16. Work vs. Kinetic energy Work = Force * distance Force = mass * acceleration Distance = ½ acceleration * time * time So, Work = mass * acc * ½ acc * time * time Acceleration * time = velocity Therefore, Work = ½ mass * velocity * velocity Notice that the above is the equation for Kinetic energy!

17. Lets prove it! You push a box across a frictionless floor. You apply a 300 N force to the 20 kg box. You push the box for 5 m. What is the work you have done to the box? What is the acceleration on the box? How long does it take to push the box 5 m (we have distance and acceleration…)? Using v = at, what velocity is the box traveling when you get to the 5 m mark.
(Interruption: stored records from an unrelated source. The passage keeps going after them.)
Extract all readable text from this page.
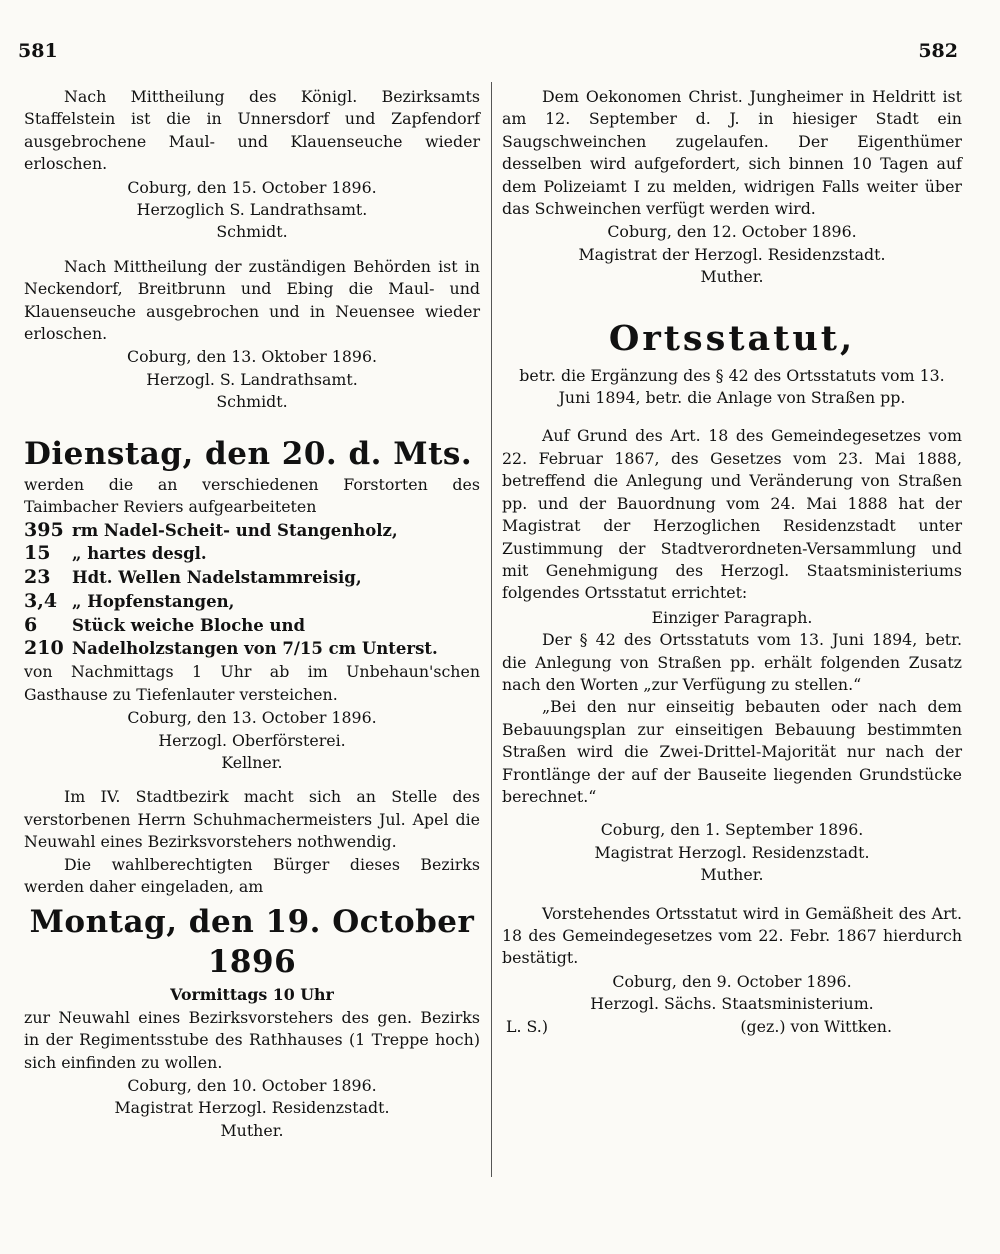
581	582

Nach Mittheilung des Königl. Bezirksamts Staffelstein ist die in Unnersdorf und Zapfendorf ausgebrochene Maul- und Klauenseuche wieder erloschen.

Coburg, den 15. October 1896.
Herzoglich S. Landrathsamt.
Schmidt.

Nach Mittheilung der zuständigen Behörden ist in Neckendorf, Breitbrunn und Ebing die Maul- und Klauenseuche ausgebrochen und in Neuensee wieder erloschen.

Coburg, den 13. Oktober 1896.
Herzogl. S. Landrathsamt.
Schmidt.
Dienstag, den 20. d. Mts.

werden die an verschiedenen Forstorten des Taimbacher Reviers aufgearbeiteten

395 rm Nadel-Scheit- und Stangenholz,
15 „ hartes desgl.
23 Hdt. Wellen Nadelstammreisig,
3,4 „ Hopfenstangen,
6 Stück weiche Bloche und
210 Nadelholzstangen von 7/15 cm Unterst.

von Nachmittags 1 Uhr ab im Unbehaun'schen Gasthause zu Tiefenlauter versteichen.

Coburg, den 13. October 1896.
Herzogl. Oberförsterei.
Kellner.

Im IV. Stadtbezirk macht sich an Stelle des verstorbenen Herrn Schuhmachermeisters Jul. Apel die Neuwahl eines Bezirksvorstehers nothwendig.

Die wahlberechtigten Bürger dieses Bezirks werden daher eingeladen, am

Montag, den 19. October 1896
Vormittags 10 Uhr

zur Neuwahl eines Bezirksvorstehers des gen. Bezirks in der Regimentsstube des Rathhauses (1 Treppe hoch) sich einfinden zu wollen.

Coburg, den 10. October 1896.
Magistrat Herzogl. Residenzstadt.
Muther.

Dem Oekonomen Christ. Jungheimer in Heldritt ist am 12. September d. J. in hiesiger Stadt ein Saugschweinchen zugelaufen. Der Eigenthümer desselben wird aufgefordert, sich binnen 10 Tagen auf dem Polizeiamt I zu melden, widrigen Falls weiter über das Schweinchen verfügt werden wird.

Coburg, den 12. October 1896.
Magistrat der Herzogl. Residenzstadt.
Muther.
Ortsstatut,

betr. die Ergänzung des § 42 des Ortsstatuts vom 13. Juni 1894, betr. die Anlage von Straßen pp.

Auf Grund des Art. 18 des Gemeindegesetzes vom 22. Februar 1867, des Gesetzes vom 23. Mai 1888, betreffend die Anlegung und Veränderung von Straßen pp. und der Bauordnung vom 24. Mai 1888 hat der Magistrat der Herzoglichen Residenzstadt unter Zustimmung der Stadtverordneten-Versammlung und mit Genehmigung des Herzogl. Staatsministeriums folgendes Ortsstatut errichtet:

Einziger Paragraph.

Der § 42 des Ortsstatuts vom 13. Juni 1894, betr. die Anlegung von Straßen pp. erhält folgenden Zusatz nach den Worten „zur Verfügung zu stellen.“

„Bei den nur einseitig bebauten oder nach dem Bebauungsplan zur einseitigen Bebauung bestimmten Straßen wird die Zwei-Drittel-Majorität nur nach der Frontlänge der auf der Bauseite liegenden Grundstücke berechnet.“

Coburg, den 1. September 1896.
Magistrat Herzogl. Residenzstadt.
Muther.

Vorstehendes Ortsstatut wird in Gemäßheit des Art. 18 des Gemeindegesetzes vom 22. Febr. 1867 hierdurch bestätigt.

Coburg, den 9. October 1896.
Herzogl. Sächs. Staatsministerium.
L. S.)	(gez.) von Wittken.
Now, find the Kinetic energy of the box (KE = ½ mass * velocity * velocity)

18. Energy transfers Energy is not created or destroyed, but it is always moving from one form to another. Lets examine gravitational potential transfers to kinetic energy and back.

19. Gravitational Potential Energy Work = Force * distance What force do you need to overcome gravity?

20. Gravitational Potential Energy Work = Force * distance What force do you need to overcome gravity? Work = mass * gravity * distance The distance is the height, So, Work = mass * gravity * height This is called Gravitational Potential Energy

21. Example You are holding a 2 kg ball at a height of 0.6 m. What is the Gravitational potential energy of the ball? You drop the ball. What happens? By how much will the gravitational potential of the ball change?

22. Example You are holding a 2 kg ball at a height of 0.6 m. What is the Gravitational potential energy of the ball? You drop the ball. What happens? By how much will the gravitational potential of the ball change? Lets find out what the kinetic energy does. Find the time it takes to fall 0.6 m using gravity and the distance. Find the velocity the ball hits the ground at. Find the kinetic energy of the ball when the ball hits the ground. How does the kinetic energy of the ball compare to the change in gravitational potential?

23. Conclusion We have seen how energy is used, transferred between forms, and why it is useful. We have discovered how to find work, power, kinetic energy, and potential energy. What we have not done is take a look at how we actually use energy as a nation now, and how and why we should make a change in the future.